Whether it’s a $20,000 BMC or a $600 children’s bike, Bill says good service remains the essence of a successful store.
“I learnt in the car trade that without good service you don’t have a business – and it’s the same with bike stores,” he said.
“If your workshop is working, the store is working – although some people think it’s the other way round.
“To continually chase business is hard work. To retain customers through good service is much easier.”
“The typical customer hasn’t changed and they still expect decent service.
“I had a customer recently tell me ‘I come here because you sell me what I need, not what I want. You don’t rip me off. You always sell what will do the job without going to the dearest product’.”
Bill says he and his partner Anne Martin, an internationally successful triathlete for many years, are yet to decide what the next chapter of their life will entail. “We’ll get the sale of the store out of the way first and then decide what we want to do.”
As rep in the cycling industry and a life long cycling “nut”, Bill has been a mentor, adviser, and I’ll claim, a friend, for many years with his support and his candid, thought provoking guidance. The bike industry is the richer for having had him, and the poorer for “loosing” him when he sells.

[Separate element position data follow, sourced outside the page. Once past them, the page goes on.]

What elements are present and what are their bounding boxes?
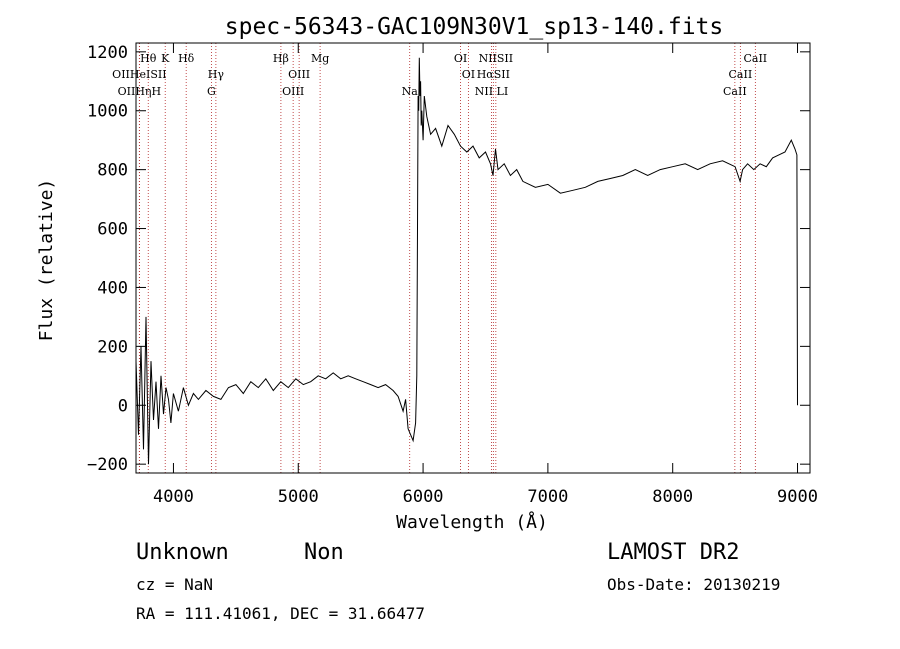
line-marker-label: Na bbox=[402, 85, 419, 98]
y-tick-label: 0 bbox=[118, 396, 128, 416]
obs-date: Obs-Date: 20130219 bbox=[607, 575, 780, 594]
y-tick-label: 1000 bbox=[87, 102, 128, 122]
line-marker-label: OIII bbox=[288, 68, 310, 81]
line-marker-label: Hδ bbox=[178, 52, 195, 65]
x-tick-label: 4000 bbox=[153, 487, 194, 507]
y-tick-label: 600 bbox=[97, 220, 128, 240]
object-subclass: Non bbox=[304, 540, 344, 565]
line-marker-label: OIIHηH bbox=[118, 85, 161, 98]
line-marker-label: CaII bbox=[743, 52, 767, 65]
y-tick-label: 800 bbox=[97, 161, 128, 181]
plot-frame bbox=[135, 42, 811, 474]
line-marker-label: Mg bbox=[311, 52, 329, 65]
line-marker-label: OIIHeISII bbox=[112, 68, 166, 81]
y-tick-label: −200 bbox=[87, 455, 128, 475]
y-tick-label: 1200 bbox=[87, 43, 128, 63]
x-axis-label: Wavelength (Å) bbox=[396, 511, 548, 533]
x-tick-label: 8000 bbox=[652, 487, 693, 507]
redshift-cz: cz = NaN bbox=[136, 575, 213, 594]
line-marker-label: Hβ bbox=[273, 52, 289, 65]
line-marker-label: OIII bbox=[282, 85, 304, 98]
object-class: Unknown bbox=[136, 540, 229, 565]
line-marker-label: OI bbox=[454, 52, 467, 65]
line-marker-label: CaII bbox=[723, 85, 747, 98]
spectrum-line bbox=[135, 57, 798, 465]
line-marker-label: HαSII bbox=[477, 68, 510, 81]
y-tick-label: 200 bbox=[97, 337, 128, 357]
y-tick-label: 400 bbox=[97, 278, 128, 298]
chart-title: spec-56343-GAC109N30V1_sp13-140.fits bbox=[225, 14, 724, 40]
line-marker-label: Hγ bbox=[208, 68, 225, 81]
x-tick-label: 6000 bbox=[403, 487, 444, 507]
x-tick-label: 7000 bbox=[527, 487, 568, 507]
line-marker-label: NII LI bbox=[475, 85, 508, 98]
y-axis-ticks: −200 0 200 400 600 800 1000 1200 bbox=[87, 43, 810, 475]
survey-name: LAMOST DR2 bbox=[607, 540, 739, 565]
line-marker-label: CaII bbox=[729, 68, 753, 81]
x-tick-label: 9000 bbox=[777, 487, 818, 507]
line-markers bbox=[138, 43, 756, 473]
y-axis-label: Flux (relative) bbox=[36, 179, 57, 342]
line-marker-label: OI bbox=[462, 68, 475, 81]
line-marker-label: NIISII bbox=[479, 52, 514, 65]
line-marker-label: G bbox=[207, 85, 216, 98]
line-marker-label: K bbox=[161, 52, 170, 65]
x-tick-label: 5000 bbox=[278, 487, 319, 507]
line-marker-label: Hθ bbox=[140, 52, 157, 65]
x-axis-ticks: 4000 5000 6000 7000 8000 9000 bbox=[153, 43, 818, 507]
coordinates: RA = 111.41061, DEC = 31.66477 bbox=[136, 604, 425, 623]
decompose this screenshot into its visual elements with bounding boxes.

Thanks for your comments, David. Given Bill’s reluctance to venture online, do you mind if forward your post to him? I’m sure he would appreciate the sentiment.
Bill hit the nail on the head, I started my bike shop in 2000 from scratch and it took awhile to earn a living but without my 100% service oriented mind and to tread every customer like a family member I would have not succeeded.
I sold my shop in 2014 and now import and sell the iconic STRiDA Folding Bike
Norbert
Hi Norbert. Thanks for your feedback. How’s business with the STRiDAs?